I milites a cui erano rivolti i trattati di duelli appartenevano
a ceti aristocratici e perciò la questione non fu risolta del tutto
come dimostra la sopravvivenza di quel genere di letteratura a dispetto
delle proibizioni: a testimonianza dell'importanza di questo genere
letterario, Donati sottolinea che nei Promessi Sposi, Manzoni
collocava nella biblioteca - e nella cultura - di Don Ferrante alcuni
dei principali trattati di duello.
6. Pars destruens e pars construens della politica censoria perseguita dalla Chiesa di Roma si intrecciano nell'analisi di ambiti diversi per valutare l'impatto della censura da prospettive talvolta persino divergenti, ma da cui si può cercare di comprendere la complessità di un fenomeno di lungo periodo, che ha visto al contempo la progressiva marginalizzazione italiana dalla cultura europea e dall'altra, ad esempio, la nascita dell'astronomia.
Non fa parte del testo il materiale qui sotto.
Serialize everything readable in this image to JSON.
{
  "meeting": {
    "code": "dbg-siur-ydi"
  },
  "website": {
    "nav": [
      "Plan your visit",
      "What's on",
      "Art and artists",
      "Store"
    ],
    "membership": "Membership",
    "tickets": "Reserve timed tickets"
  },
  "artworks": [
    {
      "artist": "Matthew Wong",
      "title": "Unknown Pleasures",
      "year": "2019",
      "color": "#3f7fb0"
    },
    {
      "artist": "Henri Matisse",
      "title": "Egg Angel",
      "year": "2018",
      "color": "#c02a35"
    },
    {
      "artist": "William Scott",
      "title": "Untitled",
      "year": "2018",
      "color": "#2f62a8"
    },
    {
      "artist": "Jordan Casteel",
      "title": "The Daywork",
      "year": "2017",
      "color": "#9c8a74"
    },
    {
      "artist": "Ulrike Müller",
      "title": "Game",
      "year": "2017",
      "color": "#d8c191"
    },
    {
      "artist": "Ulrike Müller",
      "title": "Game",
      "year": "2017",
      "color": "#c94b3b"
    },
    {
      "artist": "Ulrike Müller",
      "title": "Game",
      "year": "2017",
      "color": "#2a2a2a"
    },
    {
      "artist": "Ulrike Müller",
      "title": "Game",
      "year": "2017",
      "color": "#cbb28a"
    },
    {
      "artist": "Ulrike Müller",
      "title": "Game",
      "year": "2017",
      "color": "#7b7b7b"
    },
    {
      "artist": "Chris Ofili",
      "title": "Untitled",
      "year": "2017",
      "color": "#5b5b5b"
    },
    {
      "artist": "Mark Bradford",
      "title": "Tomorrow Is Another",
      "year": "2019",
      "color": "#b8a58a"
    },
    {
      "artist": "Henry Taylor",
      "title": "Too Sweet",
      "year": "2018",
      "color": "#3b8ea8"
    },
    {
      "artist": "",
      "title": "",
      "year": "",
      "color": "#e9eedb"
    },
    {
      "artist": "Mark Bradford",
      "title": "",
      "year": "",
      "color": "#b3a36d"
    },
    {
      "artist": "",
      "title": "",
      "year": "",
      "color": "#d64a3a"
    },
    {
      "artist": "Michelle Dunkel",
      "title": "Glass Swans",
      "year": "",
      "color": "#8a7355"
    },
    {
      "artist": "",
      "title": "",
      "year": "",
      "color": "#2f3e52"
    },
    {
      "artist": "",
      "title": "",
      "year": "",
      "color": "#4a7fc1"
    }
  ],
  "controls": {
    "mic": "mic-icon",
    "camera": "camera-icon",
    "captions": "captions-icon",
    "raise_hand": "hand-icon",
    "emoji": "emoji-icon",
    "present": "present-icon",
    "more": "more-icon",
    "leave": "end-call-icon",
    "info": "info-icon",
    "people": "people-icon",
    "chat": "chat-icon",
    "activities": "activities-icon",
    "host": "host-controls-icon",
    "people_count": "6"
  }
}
Dai saggi qui presentati, emerge comunque la convinzione che la storia della censura procederà ulteriormente quando verrà rintracciato l'archivio del Maestro del Sacro Palazzo, terza figura a cui era affidata la censura, auspicio condiviso da Fragnito, Savelli et alii, e che permette di sottolineare il valore provvisorio dei risultati a cui si è pervenuti. Una provvisorietà non lamentata, ma al contrario consapevole dei progressi delle conoscenze storiche. Orientamenti storiografici diversi alla ricerca della modernità, del valore da attribuire alla censura e soprattutto divisi per quanto concerne gli effetti e le conseguenze di lungo periodo; tuttavia in questi due volumi si cerca il dialogo senza rifugiarsi in inespugnabili torri.